By William Mathis 2(Bloomberg) —

Britain’s renewable power industry will sit down with the Treasury on Friday to air grievances over the UK’s decision to slap a windfall tax on low-carbon power generators. 

Bosses of some of the UK’s biggest power producers will meet with Treasury officials to discuss the tax on what the government calls “excess profits” announced Thursday by Chancellor of the Exchequer Jeremy Hunt, according to people familiar with the matter who asked not to be named because the meeting is private. The tax threatens to curb investment in a sector that’s vital to shifting the UK away from a dependence on fossil fuels. 

The renewables industry is particularly aggrieved by a perception that a better deal is being offered to oil and gas companies, which can benefit from an investment allowance that encourages new production in the North Sea. In the first three years of the windfall tax, the Treasury forecasts it will raise over 20% more revenue from low-carbon power producers than from the oil and gas sector, though fossil-fuel companies could end up paying more over the full lifetime of the measure depending on market prices.

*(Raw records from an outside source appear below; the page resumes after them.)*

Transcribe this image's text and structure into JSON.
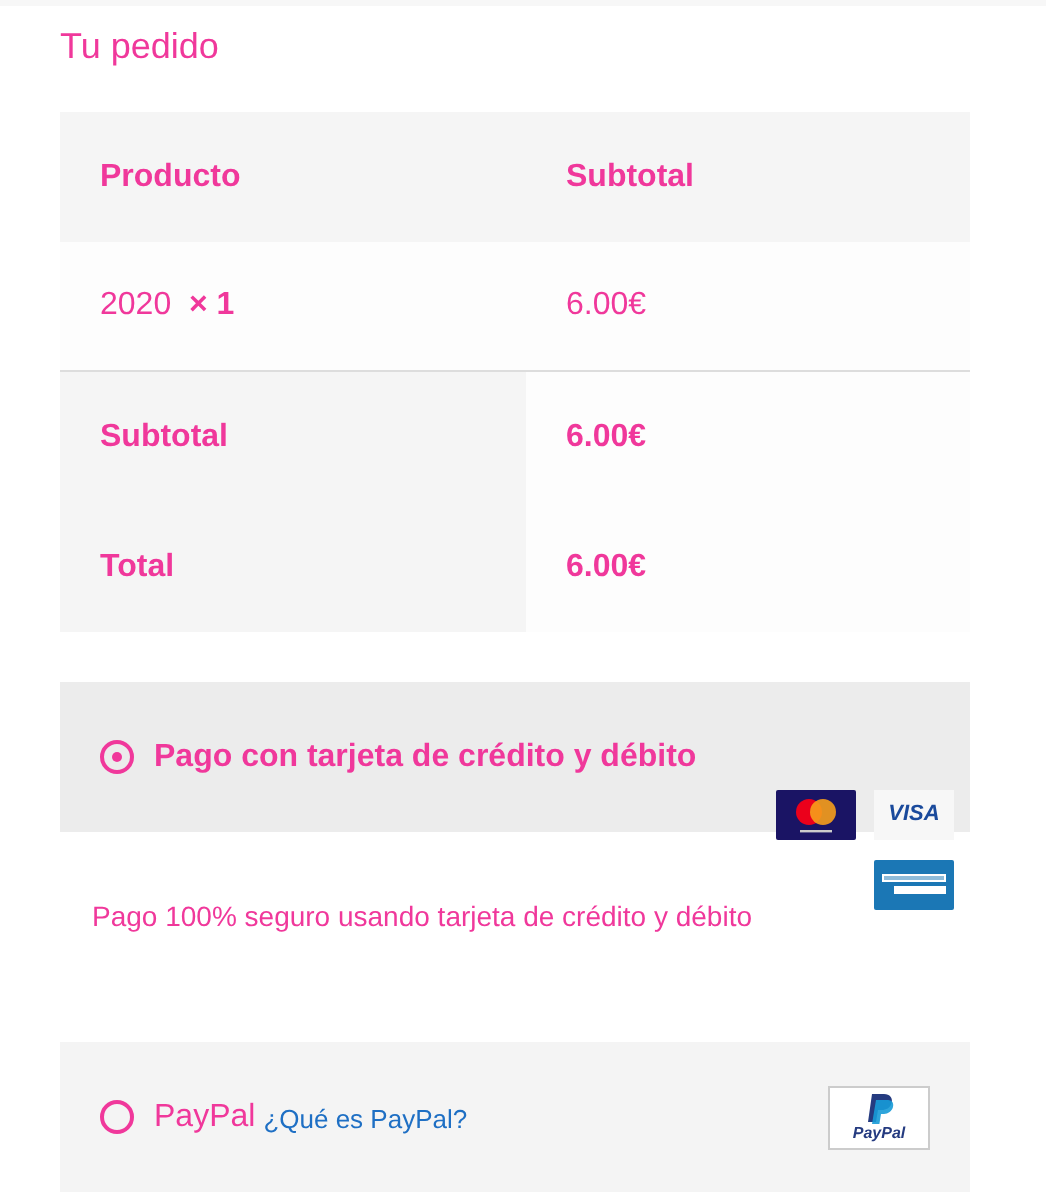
{
  "title": "Tu pedido",
  "table": {
    "columns": [
      "Producto",
      "Subtotal"
    ],
    "items": [
      {
        "product": "2020",
        "quantity": "× 1",
        "subtotal": "6.00€"
      }
    ],
    "totals": [
      {
        "label": "Subtotal",
        "value": "6.00€"
      },
      {
        "label": "Total",
        "value": "6.00€"
      }
    ]
  },
  "payment_methods": [
    {
      "kind": "card",
      "label": "Pago con tarjeta de crédito y débito",
      "selected": true,
      "logos": [
        {
          "kind": "mastercard"
        },
        {
          "kind": "visa",
          "text": "VISA"
        },
        {
          "kind": "amex"
        }
      ],
      "description": "Pago 100% seguro usando tarjeta de crédito y débito"
    },
    {
      "kind": "paypal",
      "label": "PayPal",
      "link": "¿Qué es PayPal?",
      "selected": false,
      "logos": [
        {
          "kind": "paypal",
          "text": "PayPal"
        }
      ]
    }
  ]
}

“I do not understand why renewables are being taxed at similar levels to oil and gas and those businesses are being given added incentives to invest in even more fossil fuels,” Keith Anderson, chief executive officer of Iberdrola SA’s ScottishPower unit, said in a statement. “It seems it’s a recession made by gas, but a recovery to be paid for by renewables.”

The measure will place a 45% tax on any income from lower-carbon power sold for more than £75 per megawatt hour. That’s less than half the average wholesale price this year, but far above levels that were normal before the current energy crisis. 

The measure won’t apply to producers that have government contracts to sell power at fixed prices. Companies can also offset their tax burden by deducting investment costs from their corporation tax.

The meeting Friday morning is set to include CEOs from SSE Plc and Drax Group Plc as well as the UK heads of Danish wind giant Orsted A/S and Germany’s RWE AG. 

SSE CEO Alistair Phillips-Davies said in a statement that the company looks forward to hearing more from government about how it will support the investment in clean energy the UK requires to cut its dependence on costly imported gas. Tom Glover, country chair of RWE UK, was critical of the measure.

“Interventions on this scale undermine the basis on which investors fund renewable projects in the UK,” Glover said in a statement. “Undermining investor confidence will make it harder for the UK to deliver its net-zero decarbonisation commitments, UK energy supplies will be less secure and UK customers will ultimately pay more in the long run.”

The reasoning behind the measure is that low-carbon generators can sell electricity at market prices set by natural gas plants without having to pay higher costs for fuel. 

The windfall tax is set to be in place until 2028. That’s longer than a similar measure in the European Union, which could push investment toward the continent in the coming years. 

“It must be remembered that significant investment is needed in the UK power system to avoid climate catastrophe and reach energy independence in the UK,” said Sam Hollister, head of markets and engagement at LCPLane Clark & Peacock LLP. “Targeting established investors through the ‘Electricity Generator Levy’ could have a significant impact in meeting those ambitions, both directly and indirectly through harming investor confidence.”